The boom and bust of Amazon aggregation: what happens next?
The boom
2020 and 2021 were the years of the Amazon aggregation gold rush. More than 100 Amazon aggregators publicly raised over USD 16 billion (and there was even more raised privately).
Their purpose: to acquire and consolidate small third party brands selling on Amazon. Some said they were the Proctor and Gamble or Unilever of the ecommerce world. They raced against each other to do multiple deals at pace (many claiming 45 days as the maximum deal length – in contrast to the more standard 3+ months of an M&A process) and there were with heady valuations (often in excess of 6x SDE or EBITDA). During this time, the US aggregator Thrasio became one of the fastest growing unicorns on record.
The bust
However, 2022 was the year of the Amazon aggregation downfall. Funding dried up and inflation and rising interest rates hit the highly leveraged aggregators’ debt hard. Amazon and shipping costs increased dramatically and compressed their margins. Operating multiple and diverse brands on Amazon proved more challenging for many aggregators than initially expected and the Covid boom of online shopping was over. Many people lost their jobs. The acquisition spree was over and some Amazon aggregators were over too.
What happens next?
Amazon aggregation is, however, far from being over. Ecommerce is not going away, nor are the small brands and market fragmentation in the ecommerce space. Small brands like to start life on Amazon (as it is a cheaper way to access a high volume of customers) and consumers increasingly like to buy small, niche brands. Many founders of these small brands still want to sell their brands rather than scale them. Suggestions are that the aggregators are moving from the “trough of disillusionment” of the Gartner curve to the “slope of enlightenment”.

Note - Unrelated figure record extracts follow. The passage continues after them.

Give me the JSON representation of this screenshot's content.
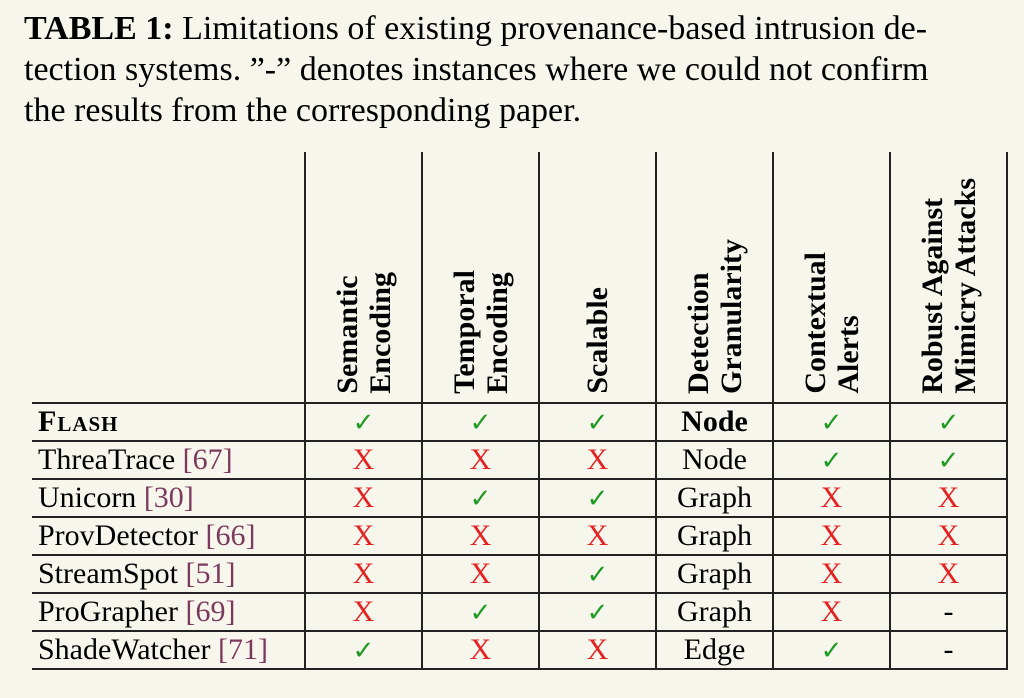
{
  "caption": {
    "label": "TABLE 1:",
    "lines": [
      " Limitations of existing provenance-based intrusion de-",
      "tection systems. ”-” denotes instances where we could not confirm",
      "the results from the corresponding paper."
    ]
  },
  "table": {
    "headers": [
      [
        "Semantic",
        "Encoding"
      ],
      [
        "Temporal",
        "Encoding"
      ],
      [
        "Scalable"
      ],
      [
        "Detection",
        "Granularity"
      ],
      [
        "Contextual",
        "Alerts"
      ],
      [
        "Robust  Against",
        "Mimicry Attacks"
      ]
    ],
    "rows": [
      {
        "name": "Flash",
        "ref": "",
        "bold": true,
        "cells": [
          "✓",
          "✓",
          "✓",
          "Node",
          "✓",
          "✓"
        ]
      },
      {
        "name": "ThreaTrace ",
        "ref": "[67]",
        "bold": false,
        "cells": [
          "X",
          "X",
          "X",
          "Node",
          "✓",
          "✓"
        ]
      },
      {
        "name": "Unicorn ",
        "ref": "[30]",
        "bold": false,
        "cells": [
          "X",
          "✓",
          "✓",
          "Graph",
          "X",
          "X"
        ]
      },
      {
        "name": "ProvDetector ",
        "ref": "[66]",
        "bold": false,
        "cells": [
          "X",
          "X",
          "X",
          "Graph",
          "X",
          "X"
        ]
      },
      {
        "name": "StreamSpot ",
        "ref": "[51]",
        "bold": false,
        "cells": [
          "X",
          "X",
          "✓",
          "Graph",
          "X",
          "X"
        ]
      },
      {
        "name": "ProGrapher ",
        "ref": "[69]",
        "bold": false,
        "cells": [
          "X",
          "✓",
          "✓",
          "Graph",
          "X",
          "-"
        ]
      },
      {
        "name": "ShadeWatcher ",
        "ref": "[71]",
        "bold": false,
        "cells": [
          "✓",
          "X",
          "X",
          "Edge",
          "✓",
          "-"
        ]
      }
    ]
  },
  "colors": {
    "check": "#1f9a22",
    "cross": "#e32222",
    "reference": "#7b3a5d",
    "background": "#f7f6ec"
  }
}
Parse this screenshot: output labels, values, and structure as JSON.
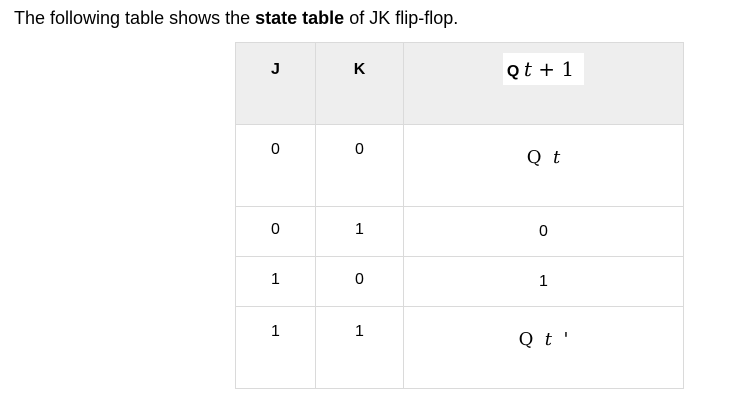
{
  "intro": {
    "prefix": "The following table shows the ",
    "bold": "state table",
    "suffix": " of JK flip-flop."
  },
  "table": {
    "headers": {
      "j": "J",
      "k": "K",
      "q_next": {
        "q": "Q",
        "t": "t",
        "plus": " + ",
        "one": "1"
      }
    },
    "rows": [
      {
        "j": "0",
        "k": "0",
        "q": {
          "q": "Q",
          "t": "t",
          "suffix": ""
        }
      },
      {
        "j": "0",
        "k": "1",
        "q_text": "0"
      },
      {
        "j": "1",
        "k": "0",
        "q_text": "1"
      },
      {
        "j": "1",
        "k": "1",
        "q": {
          "q": "Q",
          "t": "t",
          "suffix": "'"
        }
      }
    ]
  }
}
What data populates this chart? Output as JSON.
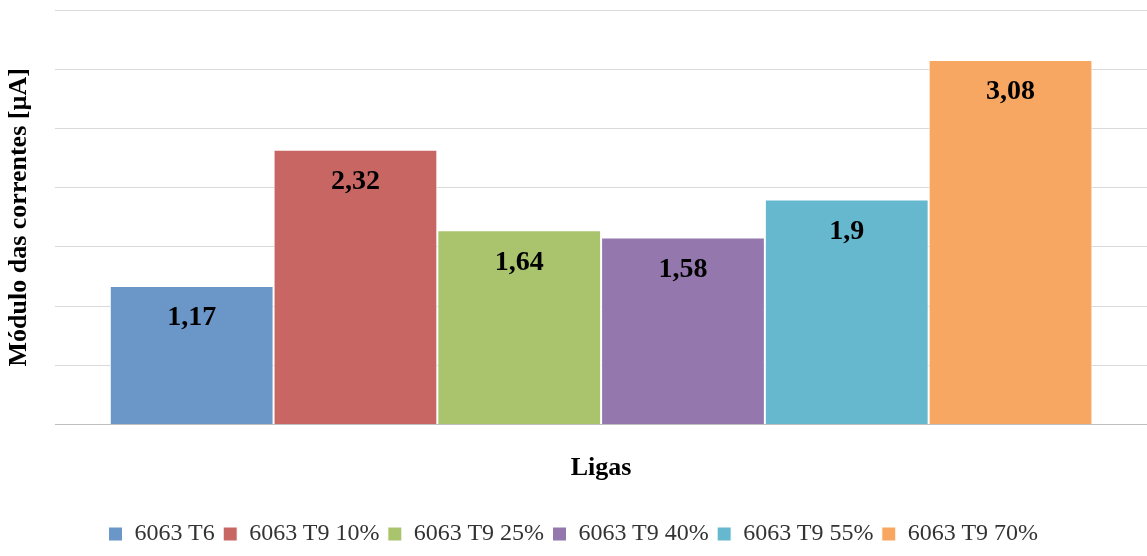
{
  "chart_data": {
    "type": "bar",
    "xlabel": "Ligas",
    "ylabel": "Módulo das correntes [µA]",
    "categories": [
      null
    ],
    "series": [
      {
        "name": "6063 T6",
        "color": "#6a96c8",
        "values": [
          1.17
        ],
        "value_labels": [
          "1,17"
        ]
      },
      {
        "name": "6063 T9 10%",
        "color": "#c86664",
        "values": [
          2.32
        ],
        "value_labels": [
          "2,32"
        ]
      },
      {
        "name": "6063 T9 25%",
        "color": "#a9c46c",
        "values": [
          1.64
        ],
        "value_labels": [
          "1,64"
        ]
      },
      {
        "name": "6063 T9 40%",
        "color": "#9478ad",
        "values": [
          1.58
        ],
        "value_labels": [
          "1,58"
        ]
      },
      {
        "name": "6063 T9 55%",
        "color": "#65b8cd",
        "values": [
          1.9
        ],
        "value_labels": [
          "1,9"
        ]
      },
      {
        "name": "6063 T9 70%",
        "color": "#f8a762",
        "values": [
          3.08
        ],
        "value_labels": [
          "3,08"
        ]
      }
    ],
    "ylim": [
      0,
      3.5
    ],
    "yticks": [
      {
        "value": 0,
        "label": null
      },
      {
        "value": 0.5,
        "label": null
      },
      {
        "value": 1,
        "label": null
      },
      {
        "value": 1.5,
        "label": null
      },
      {
        "value": 2,
        "label": null
      },
      {
        "value": 2.5,
        "label": null
      },
      {
        "value": 3,
        "label": null
      },
      {
        "value": 3.5,
        "label": null
      }
    ],
    "grid": "y",
    "legend": "bottom"
  }
}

The aggregators may have slowed down their acquisitions, but they didn’t all disappear – instead they have taken time to become “enlightened”. They paused acquisitions to focus on operations, but there are glimmers of a comeback.

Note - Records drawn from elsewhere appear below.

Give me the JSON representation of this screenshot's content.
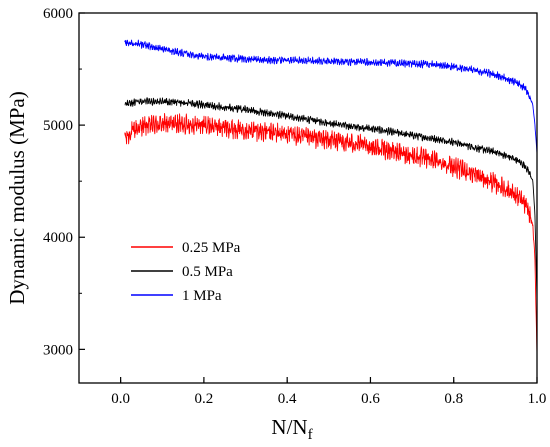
{
  "chart_data": {
    "type": "line",
    "title": "",
    "xlabel": "N/N",
    "xlabel_subscript": "f",
    "ylabel": "Dynamic modulus (MPa)",
    "xlim": [
      -0.1,
      1.0
    ],
    "ylim": [
      2700,
      6000
    ],
    "x_ticks": [
      0.0,
      0.2,
      0.4,
      0.6,
      0.8,
      1.0
    ],
    "x_tick_labels": [
      "0.0",
      "0.2",
      "0.4",
      "0.6",
      "0.8",
      "1.0"
    ],
    "y_ticks": [
      3000,
      4000,
      5000,
      6000
    ],
    "y_tick_labels": [
      "3000",
      "4000",
      "5000",
      "6000"
    ],
    "grid": false,
    "legend_position": "lower-left",
    "series": [
      {
        "name": "0.25 MPa",
        "color": "#ff0000",
        "x": [
          0.01,
          0.03,
          0.05,
          0.1,
          0.15,
          0.2,
          0.25,
          0.3,
          0.35,
          0.4,
          0.45,
          0.5,
          0.55,
          0.6,
          0.65,
          0.7,
          0.75,
          0.8,
          0.85,
          0.9,
          0.93,
          0.95,
          0.97,
          0.98,
          0.99,
          0.995,
          1.0
        ],
        "values": [
          4880,
          4950,
          4990,
          5010,
          5010,
          5000,
          4980,
          4960,
          4940,
          4920,
          4890,
          4870,
          4840,
          4810,
          4770,
          4730,
          4690,
          4630,
          4560,
          4480,
          4420,
          4370,
          4300,
          4230,
          4100,
          3800,
          2950
        ],
        "noise": 80
      },
      {
        "name": "0.5 MPa",
        "color": "#000000",
        "x": [
          0.01,
          0.05,
          0.1,
          0.15,
          0.2,
          0.25,
          0.3,
          0.35,
          0.4,
          0.45,
          0.5,
          0.55,
          0.6,
          0.65,
          0.7,
          0.75,
          0.8,
          0.85,
          0.9,
          0.93,
          0.95,
          0.97,
          0.98,
          0.99,
          0.995,
          1.0
        ],
        "values": [
          5190,
          5210,
          5210,
          5200,
          5180,
          5160,
          5140,
          5110,
          5080,
          5050,
          5020,
          4990,
          4970,
          4940,
          4910,
          4880,
          4850,
          4800,
          4760,
          4720,
          4690,
          4640,
          4590,
          4500,
          4200,
          3450
        ],
        "noise": 30
      },
      {
        "name": "1 MPa",
        "color": "#0000ff",
        "x": [
          0.01,
          0.05,
          0.1,
          0.15,
          0.2,
          0.25,
          0.3,
          0.35,
          0.4,
          0.45,
          0.5,
          0.55,
          0.6,
          0.65,
          0.7,
          0.75,
          0.8,
          0.85,
          0.9,
          0.93,
          0.95,
          0.97,
          0.98,
          0.99,
          0.995,
          1.0
        ],
        "values": [
          5740,
          5720,
          5680,
          5640,
          5610,
          5600,
          5590,
          5580,
          5580,
          5575,
          5570,
          5565,
          5560,
          5555,
          5550,
          5540,
          5520,
          5490,
          5450,
          5410,
          5380,
          5330,
          5280,
          5180,
          5000,
          4750
        ],
        "noise": 30
      }
    ]
  }
}
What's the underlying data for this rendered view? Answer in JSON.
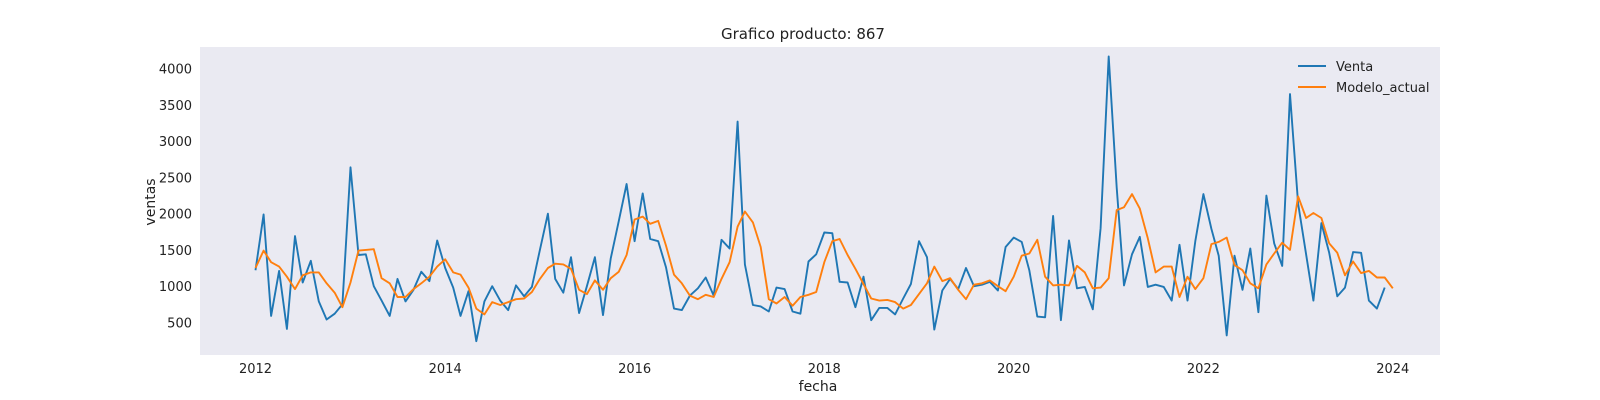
{
  "chart_data": {
    "type": "line",
    "title": "Grafico producto: 867",
    "xlabel": "fecha",
    "ylabel": "ventas",
    "x_axis": "date",
    "start_month": "2012-01",
    "xlim": [
      "2011-06",
      "2024-07"
    ],
    "ylim": [
      50,
      4300
    ],
    "xticks": [
      "2012",
      "2014",
      "2016",
      "2018",
      "2020",
      "2022",
      "2024"
    ],
    "xtick_dates": [
      "2012-01-01",
      "2014-01-01",
      "2016-01-01",
      "2018-01-01",
      "2020-01-01",
      "2022-01-01",
      "2024-01-01"
    ],
    "yticks": [
      500,
      1000,
      1500,
      2000,
      2500,
      3000,
      3500,
      4000
    ],
    "grid": false,
    "background": "#eaeaf2",
    "legend_position": "top-right",
    "series": [
      {
        "name": "Venta",
        "color": "#1f77b4",
        "values": [
          1220,
          1990,
          590,
          1210,
          410,
          1690,
          1050,
          1350,
          790,
          540,
          620,
          750,
          2640,
          1430,
          1440,
          1000,
          800,
          590,
          1100,
          790,
          950,
          1200,
          1070,
          1630,
          1250,
          980,
          590,
          930,
          240,
          790,
          1000,
          800,
          670,
          1010,
          860,
          990,
          1500,
          2000,
          1100,
          910,
          1400,
          630,
          1000,
          1400,
          600,
          1380,
          1900,
          2410,
          1620,
          2280,
          1650,
          1620,
          1260,
          690,
          670,
          870,
          970,
          1120,
          870,
          1640,
          1520,
          3270,
          1300,
          740,
          720,
          650,
          980,
          960,
          650,
          620,
          1340,
          1440,
          1740,
          1730,
          1060,
          1050,
          710,
          1130,
          530,
          700,
          700,
          610,
          830,
          1030,
          1620,
          1400,
          400,
          940,
          1100,
          960,
          1250,
          1000,
          1020,
          1060,
          940,
          1540,
          1670,
          1610,
          1220,
          580,
          570,
          1970,
          530,
          1630,
          970,
          990,
          680,
          1800,
          4170,
          2360,
          1010,
          1440,
          1680,
          990,
          1020,
          990,
          800,
          1570,
          800,
          1620,
          2270,
          1790,
          1420,
          320,
          1420,
          950,
          1520,
          640,
          2250,
          1590,
          1280,
          3650,
          2140,
          1440,
          800,
          1870,
          1460,
          860,
          980,
          1470,
          1460,
          800,
          690,
          980
        ]
      },
      {
        "name": "Modelo_actual",
        "color": "#ff7f0e",
        "values": [
          1250,
          1490,
          1330,
          1270,
          1130,
          960,
          1150,
          1190,
          1190,
          1040,
          910,
          710,
          1050,
          1490,
          1500,
          1510,
          1110,
          1040,
          850,
          850,
          960,
          1040,
          1130,
          1270,
          1370,
          1190,
          1160,
          980,
          690,
          610,
          780,
          740,
          780,
          820,
          830,
          920,
          1100,
          1250,
          1310,
          1300,
          1240,
          950,
          890,
          1080,
          950,
          1110,
          1200,
          1430,
          1920,
          1960,
          1860,
          1900,
          1560,
          1160,
          1040,
          870,
          820,
          880,
          850,
          1100,
          1330,
          1820,
          2030,
          1880,
          1540,
          820,
          760,
          850,
          730,
          850,
          880,
          920,
          1330,
          1620,
          1650,
          1430,
          1240,
          1030,
          830,
          800,
          810,
          780,
          690,
          740,
          890,
          1040,
          1270,
          1070,
          1110,
          950,
          820,
          1020,
          1040,
          1080,
          1000,
          930,
          1130,
          1420,
          1450,
          1640,
          1130,
          1010,
          1020,
          1010,
          1280,
          1190,
          970,
          980,
          1110,
          2050,
          2090,
          2270,
          2070,
          1660,
          1190,
          1270,
          1270,
          850,
          1130,
          960,
          1110,
          1580,
          1610,
          1670,
          1290,
          1220,
          1040,
          970,
          1300,
          1450,
          1600,
          1500,
          2240,
          1940,
          2010,
          1940,
          1590,
          1460,
          1150,
          1340,
          1180,
          1210,
          1120,
          1120,
          970
        ]
      }
    ]
  }
}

There has been consolidation between the aggregators, with larger aggregators buying up smaller ones or portfolios of brands. Razor Group has bought Factory 14, Valoreo and Stryze, Suma Brands and D1 Brands have merged, and SellerX bought Elevate Brands. There continues to be a lot of discussion about mergers of aggregators and we expect more consolidation to follow. Stronger, larger aggregators will emerge.
Some aggregators are also raising funding again. Razor Group closed a Series C at USD 88 million in April (at a USD 1.2 billion valuation) and others are raising without the public announcements that accompanied their earlier fundraisings. They are making acquisitions but the atmosphere is different and the valuations are no longer the same. There is more selectivity and less speed and due diligence takes longer and is more detailed. Consideration packages are more carefully structured and thought-out – we are seeing more earn-outs, deferred consideration, offers of equity and founders being retained for longer periods post-completion. The aggregators that have survived have learnt many lessons from the challenges of 2022.
New aggregators are popping up, they are venturing beyond traditional pure Amazon FBA businesses to DTC channels (UK aggregator Heroes bought Trunki in February), and other players (like private equity funds) are now also showing an interest in the space. The term “Amazon aggregator” is losing popularity – they are ecommerce businesses, or platforms, now.
There are also signs of a new aggregation model on the ecommerce street. There are thousands of small SaaS (software as a service) companies that have developed software to help businesses to sell online and through Amazon and Shopify. These businesses are essentially apps offering services from invoicing to inventory management, advertising to accounting, product research to reviews, and many more. There are an estimated 10,000 independent Shopify apps and the average Shopify seller uses six apps to manage their Shopify business. Like the Amazon third party sellers, it is another fragmented marketplace with founders keen to sell and the potential for synergies and efficiencies via M&A. Ecommerce SaaS businesses (with EBITDA margins of 60-70%) are even more profitable than Amazon businesses and are based on more reliable subscription models with no/limited working capital issues (unlike Amazon businesses). Tens of ecommerce SaaS aggregators or roll-ups have sprung up in the last year or so – this may be the next ecommerce M&A trend.